Praveen,
I would suggest a look at the web pages for various column vendors. (like
http://www.restek.com/guide_gccolsel_sect2.asp or
http://www.sge.com/support/training/col ... tion-guide, for example.) Or, check the catalogs they send out. There are a couple of things to be gained: 1) They will often have a discussion of column chemistry, but more useful is: 2) Each vendor will have sample chromatograms run on various columns. For column selection, it is often helpful to look through chromatograms of similar mixtures and find a column that does the kind of separation that you want. This removes many theoretical assumptions - the separation is what you see.
Also, while a 50% phenyl column will have a strong pi-pi interatction, there will still be a boiling point component to the separation. There are no separations that are purely based on polarity, boiling point, induced dipole interactions or such.
If you are separating a series of known compounds from each other, careful analysis of these interactions can be used to compute the most optimal separation - and there is software available that will do this for you. If you are attempting to do an an analysis in a complex matrix, like a soil extract or a biological extract, the problem comes, not from the molecules you know about and want to find, but all those unknown compunds in the extract.

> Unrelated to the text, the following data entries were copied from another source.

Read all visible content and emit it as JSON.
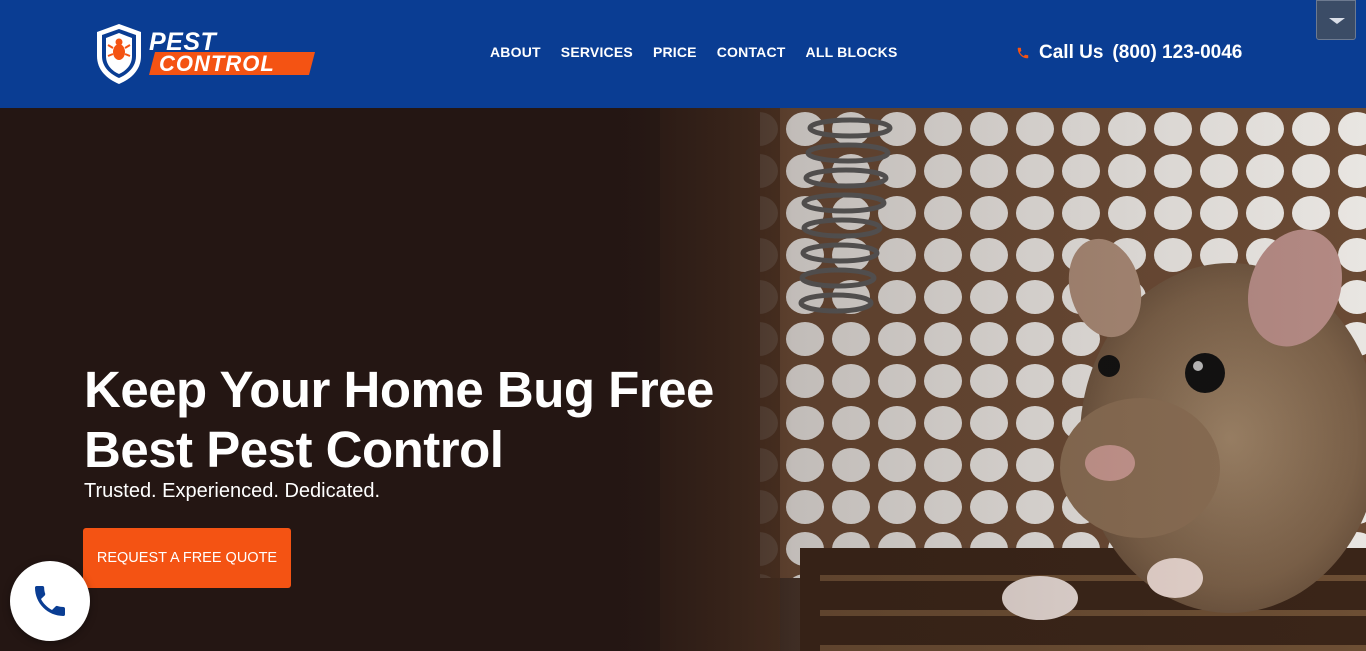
{
  "header": {
    "brand": {
      "line1": "PEST",
      "line2": "CONTROL"
    },
    "nav": [
      {
        "label": "ABOUT"
      },
      {
        "label": "SERVICES"
      },
      {
        "label": "PRICE"
      },
      {
        "label": "CONTACT"
      },
      {
        "label": "ALL BLOCKS"
      }
    ],
    "call_label": "Call Us",
    "phone": "(800) 123-0046",
    "dropdown_icon": "caret-down-icon"
  },
  "hero": {
    "headline_line1": "Keep Your Home Bug Free",
    "headline_line2": "Best Pest Control",
    "tagline": "Trusted. Experienced. Dedicated.",
    "cta_label": "REQUEST A FREE QUOTE",
    "image": "rat-in-cage"
  },
  "floating_call_icon": "phone-icon",
  "colors": {
    "header_bg": "#0a3d93",
    "accent": "#f45313",
    "text": "#ffffff"
  }
}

I have taught classes in the use of GC/MS systems and have been asked how to select a column - and my answer is one the column vendors do not like: My favorite column is the one already in the instrument. (Vendors like - and with good reason - to sell columns that are optimized to various applications.) Then I do not have to change it and the fellow who was using the instrument does not have to change back to continue his work. A large number of analytical separations will work on many columns. in GC/MS work, for instance, I have done most of my work over the past fifteen or twenty years with a methyl silicone or 5% phenyl methyl silicone column - not because of superior separation, but because of the lower bleed into the mass spectrometer, particularly if I need temperatures above 250 degrees C. Before I worked with GC/MS, I was quite happy to run everything on a carbowax column, unless I was forced away from it.
There are columns with particular characteristics - and there a particular problems that are best solved with picking just the right column. And the best way to pick one of the specialized columns is by looking at the vendor's literature. Sometimes the cross linking or end capping technique used by a particular manufacturer seems to make just the right difference for a particular separation, even though the stationary phase may be polyethyleneglycol or 5% cyanopropyl or some other common stationary phase. And, the vendors do not give a lot of detals on some of these finer points - otherwise their competitors will know how to make and sell the same (or better) columns.
If your work is on the nature of column analyte interactions, I have wandered off into the unnecessary. On the other hand, if you are using chromatography as a tool for other research, spend only as much time on selecting a column as you need to get a robust separation. Look at sample chromatograms or pick up the telephone and talk with a technical specialist at your favorite column company.